WLU School of Social Work - opened last year









In total, we're looking at over 1000 nice residential units and 2 university satellite campuses during this boom. Plus Victoria Park has a new entrance under construction, and a few new stores have opened. A MAJOR PLUS: LRT will be running downtown in the next few years. There are some problems for sure, but overall the future looks bright for Downtown Kitchener.


----------



## cementationfurnace (Feb 23, 2006)

Victoria Park is great. It's going to be even better now that they're getting rid of all the "insert expletive" geese!

Fantastic pictures, flar!


----------



## WaterlooInvestor (Jun 26, 2006)

You should submit one of your photos:


----------



## Regan4000 (Apr 17, 2005)

IS the WLU Social Work Building new or just a converted old building? Because if that puppy was built from scratch, then kudos to the architect/builder for taking the classy route.


----------



## cementationfurnace (Feb 23, 2006)

regan said:


> IS the WLU Social Work Building new or just a converted old building? Because if that puppy was built from scratch, then kudos to the architect/builder for taking the classy route.


It's an old highschool (St. Jerome's). I wish all of Laurier's building's could look that nice


----------



## Regan4000 (Apr 17, 2005)

Yeah. I have a few friends who went there. When I visited, I noticed it was a very modern looking school. Which is why I was surprised when I came across the pic of the Social Work Building. 

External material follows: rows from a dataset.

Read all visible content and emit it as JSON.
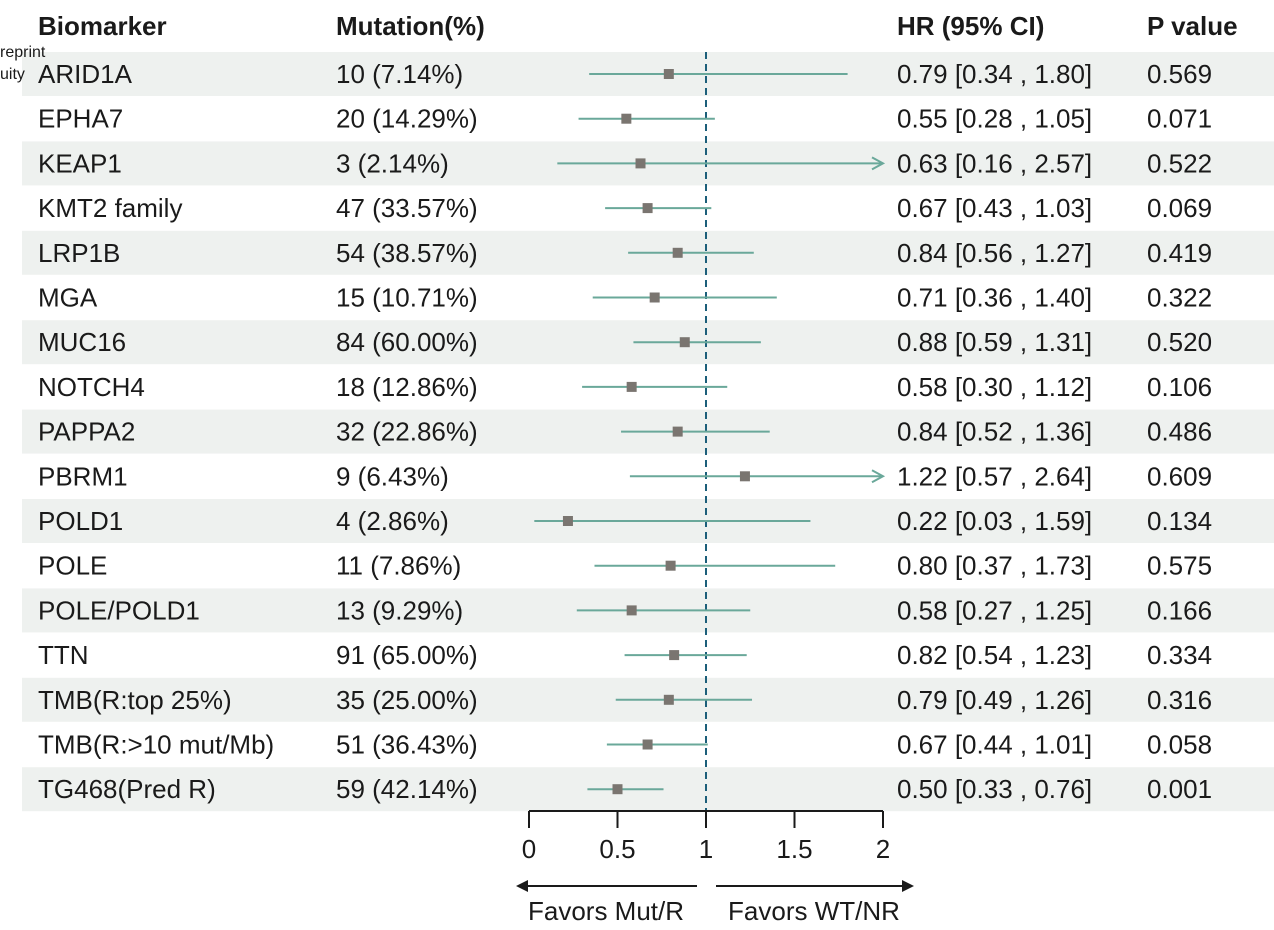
{
  "watermark": [
    "reprint",
    "uity"
  ],
  "arrows": {
    "left": "Favors Mut/R",
    "right": "Favors WT/NR"
  },
  "colors": {
    "stripe": "#eef1ef",
    "ci_line": "#6aa89a",
    "point": "#7a7570",
    "ref_line": "#1c5f7a",
    "text": "#1a1a1a"
  },
  "chart_data": {
    "type": "forest",
    "columns": [
      "Biomarker",
      "Mutation(%)",
      "HR (95% CI)",
      "P value"
    ],
    "reference_line": 1,
    "xlim": [
      0,
      2
    ],
    "xticks": [
      "0",
      "0.5",
      "1",
      "1.5",
      "2"
    ],
    "rows": [
      {
        "biomarker": "ARID1A",
        "mutation": "10 (7.14%)",
        "hr": 0.79,
        "lo": 0.34,
        "hi": 1.8,
        "hr_text": "0.79 [0.34 , 1.80]",
        "p": "0.569"
      },
      {
        "biomarker": "EPHA7",
        "mutation": "20 (14.29%)",
        "hr": 0.55,
        "lo": 0.28,
        "hi": 1.05,
        "hr_text": "0.55 [0.28 , 1.05]",
        "p": "0.071"
      },
      {
        "biomarker": "KEAP1",
        "mutation": "3 (2.14%)",
        "hr": 0.63,
        "lo": 0.16,
        "hi": 2.57,
        "hr_text": "0.63 [0.16 , 2.57]",
        "p": "0.522"
      },
      {
        "biomarker": "KMT2 family",
        "mutation": "47 (33.57%)",
        "hr": 0.67,
        "lo": 0.43,
        "hi": 1.03,
        "hr_text": "0.67 [0.43 , 1.03]",
        "p": "0.069"
      },
      {
        "biomarker": "LRP1B",
        "mutation": "54 (38.57%)",
        "hr": 0.84,
        "lo": 0.56,
        "hi": 1.27,
        "hr_text": "0.84 [0.56 , 1.27]",
        "p": "0.419"
      },
      {
        "biomarker": "MGA",
        "mutation": "15 (10.71%)",
        "hr": 0.71,
        "lo": 0.36,
        "hi": 1.4,
        "hr_text": "0.71 [0.36 , 1.40]",
        "p": "0.322"
      },
      {
        "biomarker": "MUC16",
        "mutation": "84 (60.00%)",
        "hr": 0.88,
        "lo": 0.59,
        "hi": 1.31,
        "hr_text": "0.88 [0.59 , 1.31]",
        "p": "0.520"
      },
      {
        "biomarker": "NOTCH4",
        "mutation": "18 (12.86%)",
        "hr": 0.58,
        "lo": 0.3,
        "hi": 1.12,
        "hr_text": "0.58 [0.30 , 1.12]",
        "p": "0.106"
      },
      {
        "biomarker": "PAPPA2",
        "mutation": "32 (22.86%)",
        "hr": 0.84,
        "lo": 0.52,
        "hi": 1.36,
        "hr_text": "0.84 [0.52 , 1.36]",
        "p": "0.486"
      },
      {
        "biomarker": "PBRM1",
        "mutation": "9 (6.43%)",
        "hr": 1.22,
        "lo": 0.57,
        "hi": 2.64,
        "hr_text": "1.22 [0.57 , 2.64]",
        "p": "0.609"
      },
      {
        "biomarker": "POLD1",
        "mutation": "4 (2.86%)",
        "hr": 0.22,
        "lo": 0.03,
        "hi": 1.59,
        "hr_text": "0.22 [0.03 , 1.59]",
        "p": "0.134"
      },
      {
        "biomarker": "POLE",
        "mutation": "11 (7.86%)",
        "hr": 0.8,
        "lo": 0.37,
        "hi": 1.73,
        "hr_text": "0.80 [0.37 , 1.73]",
        "p": "0.575"
      },
      {
        "biomarker": "POLE/POLD1",
        "mutation": "13 (9.29%)",
        "hr": 0.58,
        "lo": 0.27,
        "hi": 1.25,
        "hr_text": "0.58 [0.27 , 1.25]",
        "p": "0.166"
      },
      {
        "biomarker": "TTN",
        "mutation": "91 (65.00%)",
        "hr": 0.82,
        "lo": 0.54,
        "hi": 1.23,
        "hr_text": "0.82 [0.54 , 1.23]",
        "p": "0.334"
      },
      {
        "biomarker": "TMB(R:top 25%)",
        "mutation": "35 (25.00%)",
        "hr": 0.79,
        "lo": 0.49,
        "hi": 1.26,
        "hr_text": "0.79 [0.49 , 1.26]",
        "p": "0.316"
      },
      {
        "biomarker": "TMB(R:>10 mut/Mb)",
        "mutation": "51 (36.43%)",
        "hr": 0.67,
        "lo": 0.44,
        "hi": 1.01,
        "hr_text": "0.67 [0.44 , 1.01]",
        "p": "0.058"
      },
      {
        "biomarker": "TG468(Pred R)",
        "mutation": "59 (42.14%)",
        "hr": 0.5,
        "lo": 0.33,
        "hi": 0.76,
        "hr_text": "0.50 [0.33 , 0.76]",
        "p": "0.001"
      }
    ]
  }
}
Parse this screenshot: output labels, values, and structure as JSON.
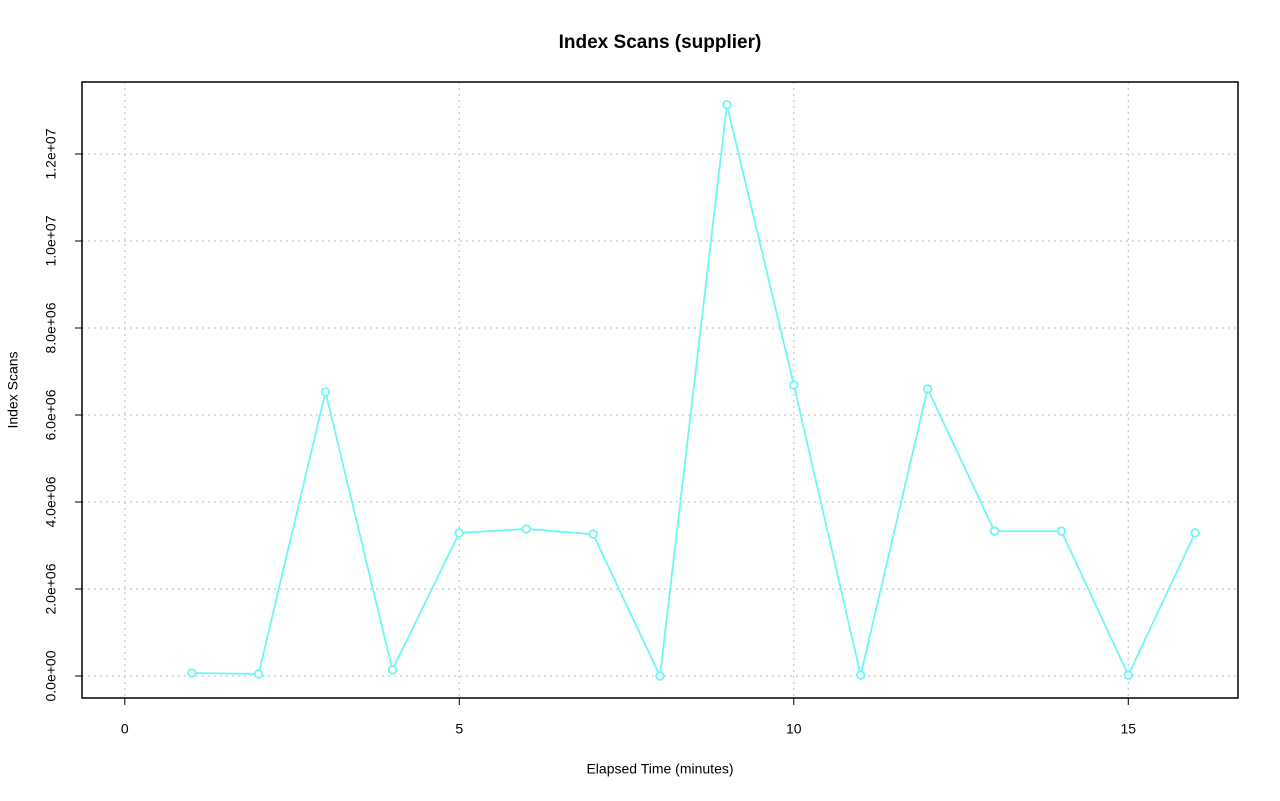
{
  "chart_data": {
    "type": "line",
    "title": "Index Scans (supplier)",
    "xlabel": "Elapsed Time (minutes)",
    "ylabel": "Index Scans",
    "x": [
      1,
      2,
      3,
      4,
      5,
      6,
      7,
      8,
      9,
      10,
      11,
      12,
      13,
      14,
      15,
      16
    ],
    "series": [
      {
        "name": "Index Scans",
        "color": "#70f5f5",
        "values": [
          69000,
          46000,
          6530000,
          140000,
          3290000,
          3380000,
          3260000,
          0,
          13130000,
          6690000,
          20000,
          6600000,
          3330000,
          3330000,
          20000,
          3290000
        ]
      }
    ],
    "xlim": [
      -0.64,
      16.64
    ],
    "xticks": [
      0,
      5,
      10,
      15
    ],
    "ylim": [
      -506000,
      13655000
    ],
    "yticks": [
      {
        "value": 0,
        "label": "0.0e+00"
      },
      {
        "value": 2000000,
        "label": "2.0e+06"
      },
      {
        "value": 4000000,
        "label": "4.0e+06"
      },
      {
        "value": 6000000,
        "label": "6.0e+06"
      },
      {
        "value": 8000000,
        "label": "8.0e+06"
      },
      {
        "value": 10000000,
        "label": "1.0e+07"
      },
      {
        "value": 12000000,
        "label": "1.2e+07"
      }
    ],
    "grid": true
  }
}
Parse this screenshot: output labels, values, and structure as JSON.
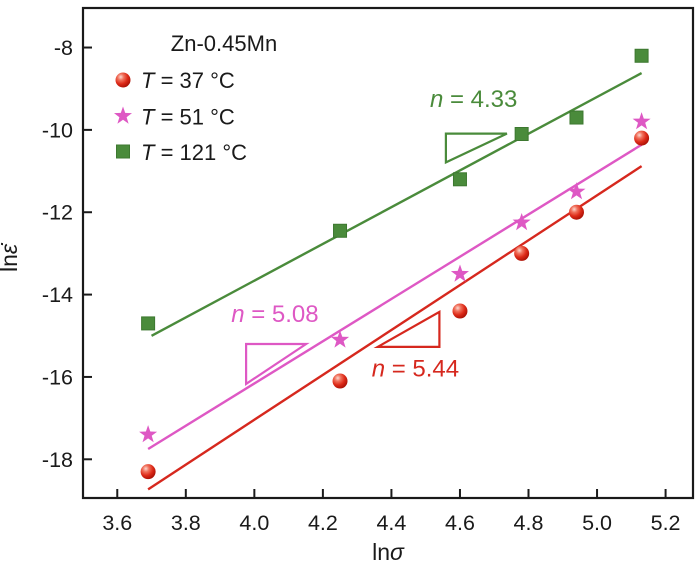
{
  "chart_data": {
    "type": "scatter",
    "title": "Zn-0.45Mn",
    "xlabel": "lnσ",
    "ylabel": "lnε̇",
    "x_ticks": [
      3.6,
      3.8,
      4.0,
      4.2,
      4.4,
      4.6,
      4.8,
      5.0,
      5.2
    ],
    "y_ticks": [
      -8,
      -10,
      -12,
      -14,
      -16,
      -18
    ],
    "xlim": [
      3.5,
      5.28
    ],
    "ylim": [
      -18.94,
      -7.04
    ],
    "grid": false,
    "legend_position": "top-left",
    "x": [
      3.69,
      4.25,
      4.6,
      4.78,
      4.94,
      5.13
    ],
    "series": [
      {
        "id": "t121",
        "label": "T = 121 °C",
        "marker": "square",
        "color": "#4a8b3b",
        "y": [
          -14.7,
          -12.45,
          -11.2,
          -10.1,
          -9.7,
          -8.2
        ],
        "n_label": "n = 4.33",
        "n_label_pos": {
          "x": 4.64,
          "y": -9.45
        },
        "fit_line": {
          "x1": 3.7,
          "y1": -15.0,
          "x2": 5.13,
          "y2": -8.62
        },
        "slope_triangle": [
          [
            4.559,
            -10.09
          ],
          [
            4.737,
            -10.09
          ],
          [
            4.559,
            -10.79
          ]
        ]
      },
      {
        "id": "t51",
        "label": "T = 51 °C",
        "marker": "star",
        "color": "#de58c4",
        "y": [
          -17.4,
          -15.1,
          -13.5,
          -12.25,
          -11.5,
          -9.8
        ],
        "n_label": "n = 5.08",
        "n_label_pos": {
          "x": 4.06,
          "y": -14.67
        },
        "fit_line": {
          "x1": 3.69,
          "y1": -17.75,
          "x2": 5.13,
          "y2": -10.36
        },
        "slope_triangle": [
          [
            3.976,
            -15.2
          ],
          [
            4.151,
            -15.2
          ],
          [
            3.976,
            -16.17
          ]
        ]
      },
      {
        "id": "t37",
        "label": "T = 37 °C",
        "marker": "sphere",
        "color": "#d6281e",
        "y": [
          -18.3,
          -16.1,
          -14.4,
          -13.0,
          -12.0,
          -10.2
        ],
        "n_label": "n = 5.44",
        "n_label_pos": {
          "x": 4.47,
          "y": -15.99
        },
        "fit_line": {
          "x1": 3.69,
          "y1": -18.73,
          "x2": 5.13,
          "y2": -10.88
        },
        "slope_triangle": [
          [
            4.36,
            -15.27
          ],
          [
            4.54,
            -15.27
          ],
          [
            4.54,
            -14.42
          ]
        ]
      }
    ],
    "legend_order": [
      "t37",
      "t51",
      "t121"
    ],
    "colors": {
      "frame": "#1a1a1a",
      "text": "#1a1a1a",
      "background": "#ffffff"
    }
  }
}
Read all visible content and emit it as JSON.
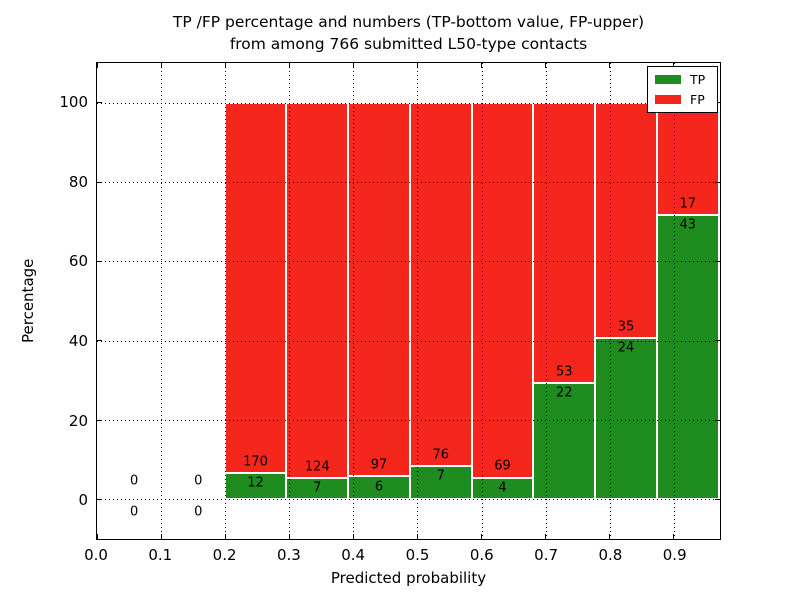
{
  "title": {
    "line1": "TP /FP percentage and numbers (TP-bottom value, FP-upper)",
    "line2": "from among 766 submitted L50-type contacts"
  },
  "axes": {
    "xlabel": "Predicted probability",
    "ylabel": "Percentage",
    "x_tick_labels": [
      "0.0",
      "0.1",
      "0.2",
      "0.3",
      "0.4",
      "0.5",
      "0.6",
      "0.7",
      "0.8",
      "0.9"
    ],
    "x_tick_values": [
      0.0,
      0.1,
      0.2,
      0.3,
      0.4,
      0.5,
      0.6,
      0.7,
      0.8,
      0.9
    ],
    "y_tick_labels": [
      "0",
      "20",
      "40",
      "60",
      "80",
      "100"
    ],
    "y_tick_values": [
      0,
      20,
      40,
      60,
      80,
      100
    ]
  },
  "legend": {
    "items": [
      {
        "label": "TP",
        "color": "#1e8c1e"
      },
      {
        "label": "FP",
        "color": "#f5271d"
      }
    ],
    "position": "upper right"
  },
  "colors": {
    "tp": "#1e8c1e",
    "fp": "#f5271d",
    "grid": "#000000",
    "bar_edge": "#ffffff",
    "spine": "#000000"
  },
  "chart_data": {
    "type": "bar",
    "stacked": true,
    "normalized_to_percent": true,
    "title": "TP /FP percentage and numbers (TP-bottom value, FP-upper) from among 766 submitted L50-type contacts",
    "xlabel": "Predicted probability",
    "ylabel": "Percentage",
    "total_contacts": 766,
    "bin_starts": [
      0.0,
      0.1,
      0.2,
      0.3,
      0.4,
      0.5,
      0.6,
      0.7,
      0.8,
      0.9
    ],
    "series": [
      {
        "name": "TP",
        "color": "#1e8c1e",
        "values": [
          0,
          0,
          12,
          7,
          6,
          7,
          4,
          22,
          24,
          43
        ]
      },
      {
        "name": "FP",
        "color": "#f5271d",
        "values": [
          0,
          0,
          170,
          124,
          97,
          76,
          69,
          53,
          35,
          17
        ]
      }
    ],
    "tp_percent_per_bin": [
      null,
      null,
      6.59,
      5.34,
      5.83,
      8.43,
      5.48,
      29.33,
      40.68,
      71.67
    ],
    "xlim": [
      0,
      0.972
    ],
    "ylim": [
      -10,
      110
    ],
    "grid": true,
    "grid_style": "dotted",
    "legend_position": "upper right",
    "bar_geometry": {
      "first_bar_left": 0.1991,
      "bar_width": 0.09635,
      "zero_label_x_offset": 0.058
    }
  }
}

They don't build em like they used to... and I'm 22


----------



## cementationfurnace (Feb 23, 2006)

regan said:


> Yeah. I have a few friends who went there. When I visited, I noticed it was a very modern looking school. Which is why I was surprised when I came across the pic of the Social Work Building.
> 
> They don't build em like they used to... and I'm 22


No kidding. WLU and U of W may be a lot of things... but pretty isn't one of them.


----------



## aplz (Oct 13, 2004)

I have to say this is one of the best photo tours of my city. You even managed to keep the majority of the white trash that plagues the downtown out of the photos. :nuts:


----------